Supplementary information files for Super-liquid-repellent thin film materials for low temperature latent heat thermal energy storage: A comprehensive review of materials for dip-coating

CC BY 4.0 © The Authors 2024Supplementary files for article Super-liquid-repellent thin film materials for low temperature latent heat thermal energy storage: A comprehensive review of materials for dip-coatingWhen discharging latent heat thermal energy storage (LHTES) systems, performance is influenced by the formation and adherence of a solid layer of phase change material (PCM) on heat eXchange (HX) surfaces. Super‐liquid‐repellent thin films (STFs) may be able to reduce solidifying PCM adhesion on HX surfaces during discharging, delay PCM solidification to lower temperatures, and by modifying nucleation sites potentially enable long‐term seasonal thermal storage. Techniques employed previously to fabricate sintered polymeric STF coatings include chemical vapour deposition, dip‐coating, spray‐coating, spin‐coating, layer‐by‐layer (LbL) assembly, sol‐gel, anodizing, electrodeposition, electrospinning, so on. Dip‐coating is considered attractive for fabricating thin films on simple and complex surface geometries due to process maturity, scalability, flexibility and cost‐effectiveness. To identify suitable materials for preparing STFs on metal HX surfaces using the dip‐coating process, more than 200 journal articles published in English during the period 2010 to 2022 were reviewed and the potential role of STFs in LHTES applications was assessed. The review identified key areas and applications stimulating STF material developments and formulations. The dip‐coating of potential STF materials was classified under three major themes driving current research and development (R&D) activities, that is, high performance thin films, eco‐friendly thin films and fundamental research formulations. This review provides a platform from which to develop coatings and HX systems to enable the cost‐effective implementation of STFs for improved heat transfer in future mobile/stationery LHTES systems.

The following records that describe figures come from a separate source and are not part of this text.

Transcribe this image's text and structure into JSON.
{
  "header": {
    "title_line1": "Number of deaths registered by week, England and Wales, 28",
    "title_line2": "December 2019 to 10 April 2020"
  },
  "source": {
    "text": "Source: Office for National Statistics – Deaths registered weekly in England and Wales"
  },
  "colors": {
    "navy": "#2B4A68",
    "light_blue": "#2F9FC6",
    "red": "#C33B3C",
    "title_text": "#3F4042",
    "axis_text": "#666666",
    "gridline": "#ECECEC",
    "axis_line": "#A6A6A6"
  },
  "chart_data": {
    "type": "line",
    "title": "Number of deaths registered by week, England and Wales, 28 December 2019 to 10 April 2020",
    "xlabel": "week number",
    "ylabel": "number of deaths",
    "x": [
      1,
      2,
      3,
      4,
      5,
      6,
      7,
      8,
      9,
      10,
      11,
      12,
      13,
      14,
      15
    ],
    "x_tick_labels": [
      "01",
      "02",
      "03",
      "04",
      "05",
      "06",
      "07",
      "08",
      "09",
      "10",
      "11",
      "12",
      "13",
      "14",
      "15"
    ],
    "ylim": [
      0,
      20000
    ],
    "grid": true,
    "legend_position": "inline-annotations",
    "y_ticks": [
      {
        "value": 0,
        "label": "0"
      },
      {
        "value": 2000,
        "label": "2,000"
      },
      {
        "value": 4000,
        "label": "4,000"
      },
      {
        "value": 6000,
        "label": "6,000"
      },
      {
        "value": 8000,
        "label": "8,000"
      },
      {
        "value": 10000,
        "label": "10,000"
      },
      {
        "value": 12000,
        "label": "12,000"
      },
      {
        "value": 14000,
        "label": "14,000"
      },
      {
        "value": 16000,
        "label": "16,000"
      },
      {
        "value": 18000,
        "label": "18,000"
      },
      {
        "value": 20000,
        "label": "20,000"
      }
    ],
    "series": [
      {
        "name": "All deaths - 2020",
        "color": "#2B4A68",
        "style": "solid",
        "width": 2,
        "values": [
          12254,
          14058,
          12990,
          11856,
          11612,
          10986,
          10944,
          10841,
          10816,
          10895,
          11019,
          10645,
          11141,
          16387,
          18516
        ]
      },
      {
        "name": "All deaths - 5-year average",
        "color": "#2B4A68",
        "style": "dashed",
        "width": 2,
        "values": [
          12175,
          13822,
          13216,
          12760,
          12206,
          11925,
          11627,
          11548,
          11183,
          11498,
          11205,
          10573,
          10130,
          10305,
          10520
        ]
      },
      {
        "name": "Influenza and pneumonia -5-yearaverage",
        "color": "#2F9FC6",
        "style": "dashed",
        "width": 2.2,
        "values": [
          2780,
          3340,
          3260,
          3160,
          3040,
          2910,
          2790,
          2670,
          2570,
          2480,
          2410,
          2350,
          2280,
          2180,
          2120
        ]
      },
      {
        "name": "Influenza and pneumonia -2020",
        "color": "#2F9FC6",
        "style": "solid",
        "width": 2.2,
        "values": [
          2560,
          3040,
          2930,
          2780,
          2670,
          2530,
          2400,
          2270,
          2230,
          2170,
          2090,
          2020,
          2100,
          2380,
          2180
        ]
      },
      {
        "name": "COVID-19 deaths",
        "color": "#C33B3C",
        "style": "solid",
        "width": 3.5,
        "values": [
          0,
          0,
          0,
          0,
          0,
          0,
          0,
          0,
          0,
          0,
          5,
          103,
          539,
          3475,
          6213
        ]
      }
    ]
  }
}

CC BY 4.0 © 作者 2024 本文配套补充材料源自论文《用于低温潜热储能的超疏液薄膜材料：浸涂工艺用材料综述》（Super-liquid-repellent thin film materials for low temperature latent heat thermal energy storage: A comprehensive review of materials for dip-coating） 当潜热储能（Latent Heat Thermal Energy Storage, LHTES）系统处于放热阶段时，相变材料（Phase Change Material, PCM）固态层的形成与附着会对热交换（Heat Exchange, HX）表面的系统性能产生不利影响。超疏液薄膜（Super-liquid-repellent thin films, STFs）可在放热过程中减少固化相变材料在热交换表面的附着，将相变材料的凝固温度延迟至更低水平，并通过调控形核位点，有望实现长期季节性储热。 此前用于制备烧结聚合物超疏液薄膜涂层的工艺包括化学气相沉积、浸涂（dip-coating）、喷涂、旋涂、层层组装（Layer-by-Layer, LbL）、溶胶-凝胶、阳极氧化、电沉积、静电纺丝等。浸涂工艺凭借工艺成熟度高、可规模化拓展、适配性强且成本效益优异的优势，被视为在简单及复杂表面几何结构上制备薄膜的极具吸引力的方案。 为筛选出适用于浸涂工艺、可在金属热交换表面制备超疏液薄膜的合适材料，本综述梳理了2010至2022年间发表的200余篇英文期刊论文，并评估了超疏液薄膜在潜热储能应用中的潜在作用。本综述明确了推动超疏液材料研发与配方优化的核心方向与应用场景。 潜在超疏液材料的浸涂制备工艺可被划分为三大主流研发主题，即高性能薄膜、环保型薄膜以及基础研究配方。 本综述为后续开发涂层及热交换系统提供了研究平台，可助力超疏液薄膜以低成本方案实现落地，以改善未来移动/固定式潜热储能系统的传热性能。